Augsburg.
AUGSBURGS[11] erster Buchdrucker Günther Zainer (1468-1475) ist wahrscheinlich ein Schüler Fusts oder Schöffers gewesen. Bei ihm erschien um 1470 die erste Ausgabe von Thomas a Kempis' „Vier Bücher von der Nachfolge Christi“, ein Buch, welches nächst der Bibel am häufigsten aufgelegt worden ist. Eine grosse Anzahl deutscher Bücher druckte Johann Bämler (1472-1492). Anton Sorg (1475-1498) gab das erste Wappenbuch heraus, enthaltend die Wappen aller bei dem Konzil von Constanz anwesenden Herren.
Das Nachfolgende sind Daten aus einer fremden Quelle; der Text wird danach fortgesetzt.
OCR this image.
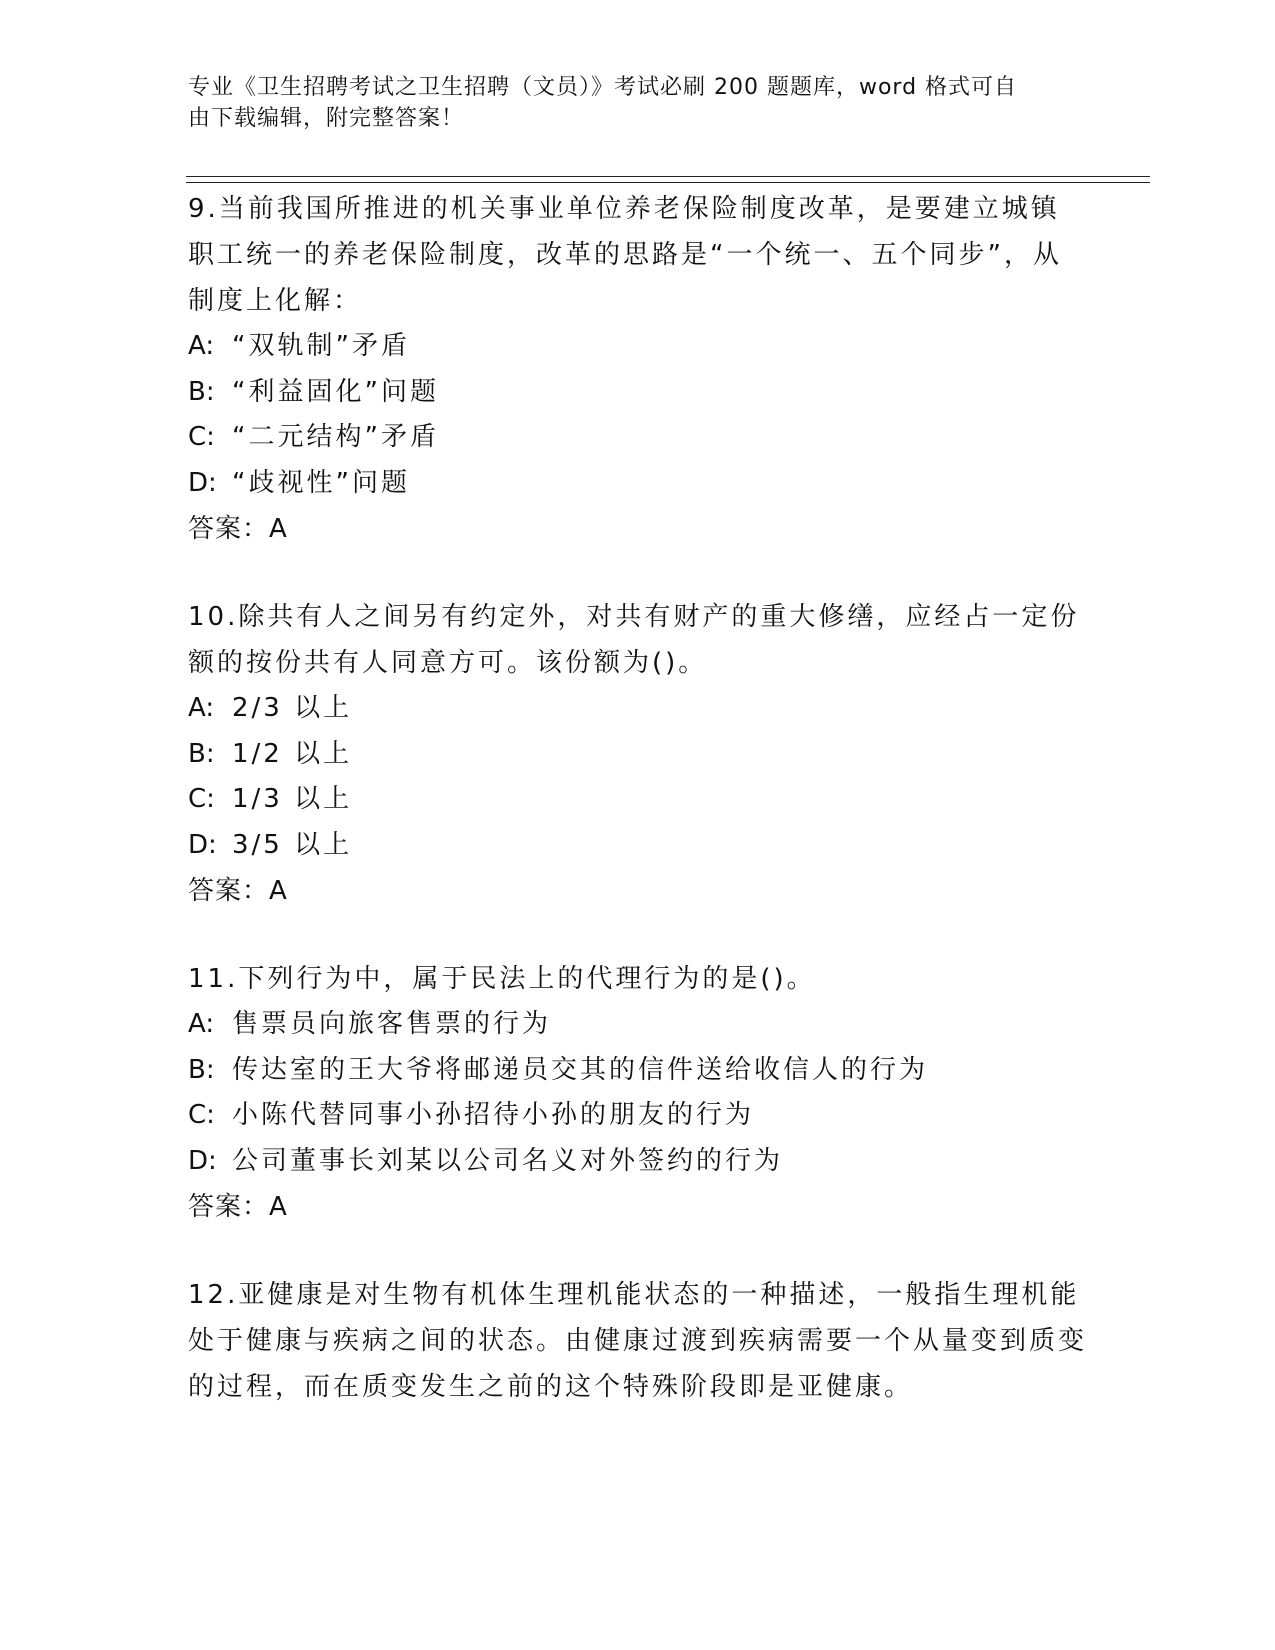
专业《卫生招聘考试之卫生招聘（文员）》考试必刷 200 题题库，word 格式可自
由下载编辑，附完整答案！

9.当前我国所推进的机关事业单位养老保险制度改革，是要建立城镇职工统一的养老保险制度，改革的思路是“一个统一、五个同步”，从制度上化解：

A: “双轨制”矛盾

B: “利益固化”问题

C: “二元结构”矛盾

D: “歧视性”问题

答案：A

10.除共有人之间另有约定外，对共有财产的重大修缮，应经占一定份额的按份共有人同意方可。该份额为()。

A: 2/3 以上

B: 1/2 以上

C: 1/3 以上

D: 3/5 以上

答案：A

11.下列行为中，属于民法上的代理行为的是()。

A: 售票员向旅客售票的行为

B: 传达室的王大爷将邮递员交其的信件送给收信人的行为

C: 小陈代替同事小孙招待小孙的朋友的行为

D: 公司董事长刘某以公司名义对外签约的行为

答案：A

12.亚健康是对生物有机体生理机能状态的一种描述，一般指生理机能处于健康与疾病之间的状态。由健康过渡到疾病需要一个从量变到质变的过程，而在质变发生之前的这个特殊阶段即是亚健康。
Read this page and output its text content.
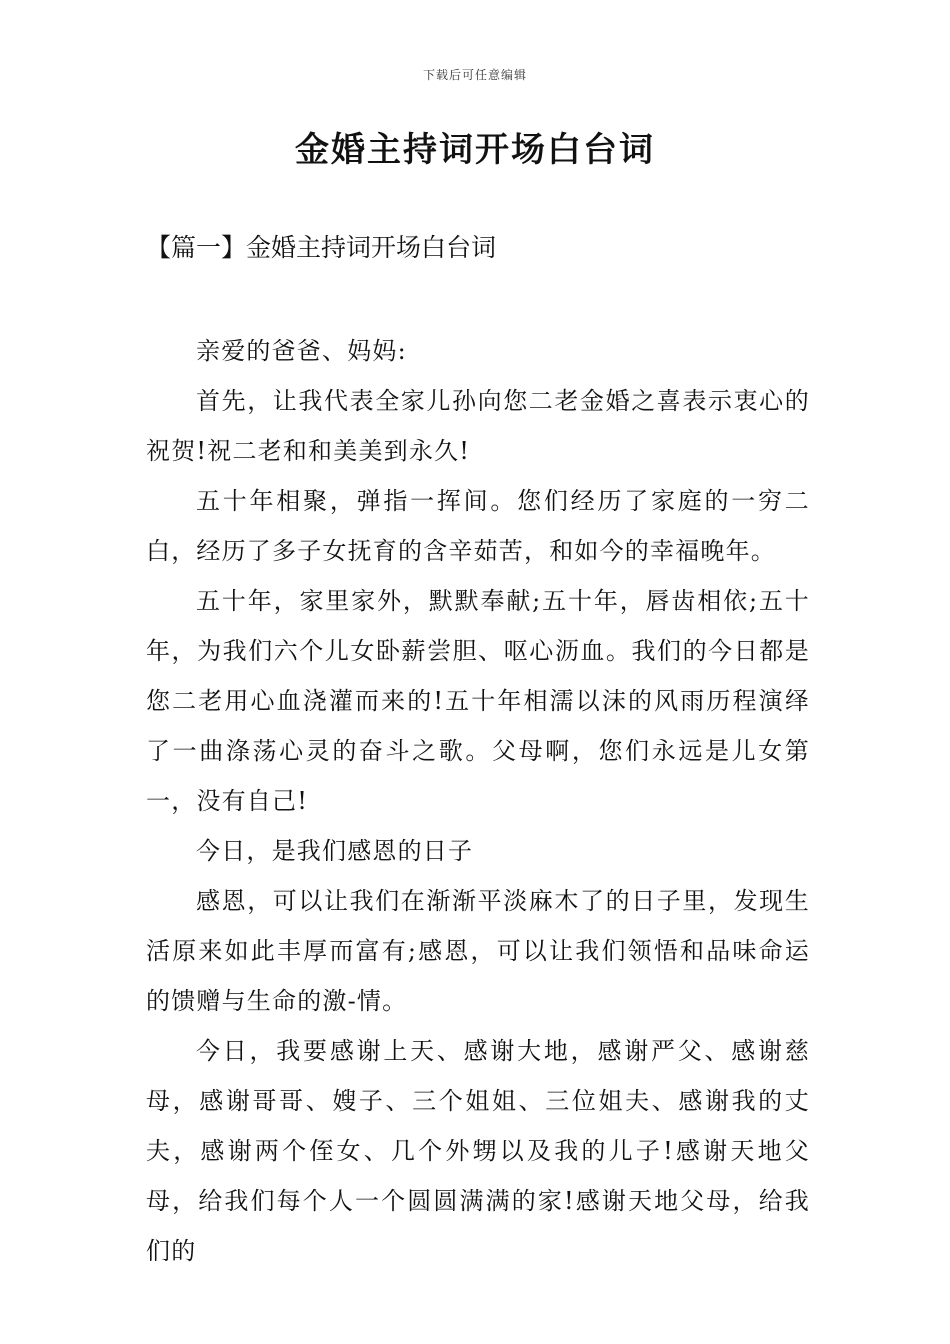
下载后可任意编辑
金婚主持词开场白台词
【篇一】金婚主持词开场白台词

亲爱的爸爸、妈妈:

首先，让我代表全家儿孙向您二老金婚之喜表示衷心的祝贺!祝二老和和美美到永久!

五十年相聚，弹指一挥间。您们经历了家庭的一穷二白，经历了多子女抚育的含辛茹苦，和如今的幸福晚年。

五十年，家里家外，默默奉献;五十年，唇齿相依;五十年，为我们六个儿女卧薪尝胆、呕心沥血。我们的今日都是您二老用心血浇灌而来的!五十年相濡以沫的风雨历程演绎了一曲涤荡心灵的奋斗之歌。父母啊，您们永远是儿女第一，没有自己!

今日，是我们感恩的日子

感恩，可以让我们在渐渐平淡麻木了的日子里，发现生活原来如此丰厚而富有;感恩，可以让我们领悟和品味命运的馈赠与生命的激-情。

今日，我要感谢上天、感谢大地，感谢严父、感谢慈母，感谢哥哥、嫂子、三个姐姐、三位姐夫、感谢我的丈夫，感谢两个侄女、几个外甥以及我的儿子!感谢天地父母，给我们每个人一个圆圆满满的家!感谢天地父母，给我们的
Einen hochberühmten Namen erwarb sich der Augsburger Erhard Ratdolt, ein fahrender Buchdrucker, dessen Namen mit der venetianischen Buchdruckergeschichte rühmlichst verknüpft ist. Am meisten glänzt Hans Schönsperger der Ältere (1481-1523). Über diesen sowie über Ratdolt wird später ausführlicher zu sprechen sein.
Nürnberg.
Der Vater der Typographie NÜRNBERGS[12] ist Johann Sensenschmid (1473-1478), ein durch Gelehrsamkeit und Korrektheit seiner Druckwerke bekannter Buchdrucker, der 1478 nach Bamberg zog. Auch der berühmte Astronom Joh. Regiomontanus (Joh. Müller aus Königsberg) errichtete in Nürnberg eine Druckerei und druckte deutsche und lateinische Kalender. Des grössten Namens als Buchdrucker und Buchhändler erfreute sich aber Antonius Koberger[13] (1473-1513). Er arbeitete mit 24 Pressen und beschäftigte über 100 Gesellen. Man kennt 220 aus seinen Pressen hervorgegangene Werke, beinahe alle in Folio-Format von bedeutendem Umfange, von grosser Korrektheit und Eleganz. Allein 19 Bibeln druckte er, darunter eine in deutscher Sprache mit gothischen Typen und mit denselben Holzschnitten ausgestattet, die bereits in Köln zu der niederdeutschen Bibel von 1480 verwendet waren.
Der Schatzbe-
halter.
Die Ausführung befriedigte jedoch Koberger nicht und gab ihm Veranlassung, Schritte zu thun, um künftig auf heimischem Boden stehen zu können. Wie rasch dies gelang, zeigt der 1491 erschienene „Schatzbehalter des Reichtums des ewigen Heils“. Die Holzschnitte sind zwar ungleich, je nach Fertigkeit der Holzschneider, aber die Zeichnungen, die unzweifelhaft Michel Wohlgemut angehören, sind durchweg mit Geschmack und künstlerischem Sinn ausgeführt, zugleich unter Innehaltung der Grenzen, welche die noch nicht vollendete Technik des Holzschnittes verlangte.
Schedels
Chronik.
Das 1493 sowohl in einer deutschen, wie in einer lateinischen Ausgabe erschienene „Buch der Chroniken und Geschichten“ des Doktor Hartmann Schedel ist als illustriertes Werk eins der merkwürdigsten Presserzeugnisse des xv. Jahrhunderts. Da ein Übereinkommen mit Wohlgemut und Wilh. Pleydenwurf über die Lieferung der mehr als 2000 in dem Buch enthaltenen Illustrationen (von den zweimal und öfter vorkommenden abgesehen) erst 1491 getroffen wurde, so sieht man, dass über bedeutende sowohl xylographische wie typographische Kräfte verfügt wurde. Zum Schluss des Werkes werden die angesehenen Nürnberger Bürger Sebald Schreyer und Sebastian Kammermaister als um die Förderung des Werkes verdient erwähnt, ohne dass jedoch über die Art und Weise etwas verlautet, vielleicht haben sie als reiche Kunstkenner die Kosten der Illustrationen getragen.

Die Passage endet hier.